Still, even at my aunt’s I was too close to adult situations. In the middle of the night, I’d hear yelling about money or unwanted sex. I was too young to help her while I was there. My aunt went through a bunch of problems and later she told me she suffers from major depressive disorder. She also has post traumatic stress disorder (PTSD). She became pretty messed up, and I went back to my mom’s. My aunt and I don’t talk anymore.
The lack of a good role model had a lasting effect. When I was 14, I went into care after my mom cracked open my face with a skateboard. After I went into care, I felt very alone and lost hope. I turned to drugs. Marijuana made me feel happy and laugh a lot. I sold drugs for a few months to get money, which helped fill the hole of loneliness.
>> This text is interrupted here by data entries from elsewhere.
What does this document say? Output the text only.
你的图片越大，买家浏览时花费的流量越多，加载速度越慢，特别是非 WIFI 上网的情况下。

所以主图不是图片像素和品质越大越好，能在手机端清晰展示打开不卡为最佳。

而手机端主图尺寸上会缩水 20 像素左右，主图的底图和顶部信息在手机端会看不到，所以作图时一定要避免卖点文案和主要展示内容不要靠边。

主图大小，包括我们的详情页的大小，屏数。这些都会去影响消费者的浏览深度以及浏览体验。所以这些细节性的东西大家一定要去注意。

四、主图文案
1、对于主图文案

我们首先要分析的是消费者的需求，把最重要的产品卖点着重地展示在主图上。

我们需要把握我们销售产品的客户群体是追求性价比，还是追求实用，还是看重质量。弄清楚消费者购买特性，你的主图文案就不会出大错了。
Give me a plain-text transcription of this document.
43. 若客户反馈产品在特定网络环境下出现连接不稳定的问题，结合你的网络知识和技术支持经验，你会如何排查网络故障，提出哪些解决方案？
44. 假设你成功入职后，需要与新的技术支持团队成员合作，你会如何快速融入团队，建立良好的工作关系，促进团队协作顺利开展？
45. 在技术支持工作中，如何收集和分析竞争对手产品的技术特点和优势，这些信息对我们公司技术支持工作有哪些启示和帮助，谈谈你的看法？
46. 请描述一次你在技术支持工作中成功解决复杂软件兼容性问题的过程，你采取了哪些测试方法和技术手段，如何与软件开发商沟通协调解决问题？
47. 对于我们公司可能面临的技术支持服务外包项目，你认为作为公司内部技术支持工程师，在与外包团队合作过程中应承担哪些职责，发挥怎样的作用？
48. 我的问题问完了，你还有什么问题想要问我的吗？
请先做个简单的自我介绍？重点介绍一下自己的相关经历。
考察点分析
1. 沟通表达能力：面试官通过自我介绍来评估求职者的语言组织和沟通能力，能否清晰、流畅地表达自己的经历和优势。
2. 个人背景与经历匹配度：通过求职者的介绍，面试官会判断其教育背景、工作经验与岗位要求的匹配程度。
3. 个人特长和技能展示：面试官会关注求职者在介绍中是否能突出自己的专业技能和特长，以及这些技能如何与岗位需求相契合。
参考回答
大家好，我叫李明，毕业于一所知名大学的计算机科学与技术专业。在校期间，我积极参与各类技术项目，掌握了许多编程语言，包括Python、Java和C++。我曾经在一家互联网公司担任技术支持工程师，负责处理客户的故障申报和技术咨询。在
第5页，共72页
But I realized I could ruin my future if I stayed on that path. Now I look at drug dealers as weak, and I don’t touch drugs. I want to stay in school and off the streets for the simple reason that I don’t want to end up dead or in jail like everybody around me.
Seeing the messed up lives of my grandma and grandfather, my mother, my siblings, and even my aunt makes me determined to have a good life. I promised myself that I’d finish high school, get a job, and make enough money to support myself.
On the negative side, it’s hard to trust people. To prevent bad situations, I stay humble and somewhat isolated. I don’t push people out of my life, but I hold back. I give enough love to make people love me but not enough love to where they can hate me. It’s sort of like feeding a child: You want to give the child enough food to fill their tummy, but not so much that they’re overstuffed and throw up. I’ve seen love turn into hate quickly after a person has been let down, lied to, or when people just didn’t turn out to be what the other imagined them to be.
To avoid those traps, I put into a relationship what I’d like to get out. I don’t trust people yet, but the sort of person I would trust in the future would be kind, genuine, positive, and caring.
For now, I want to keep the painful things I’ve been through to myself. I’d like to forget about them and just move on. I want to try to be happy and do some of the things I couldn’t do as a kid, like go to Disneyland and to a Knicks game.
People say everything happens for a reason. I didn’t get to live life like a normal kid, and I wonder if that wasn’t meant for me. I don’t know now why I had to suffer so much, but maybe in 20 years I will understand it.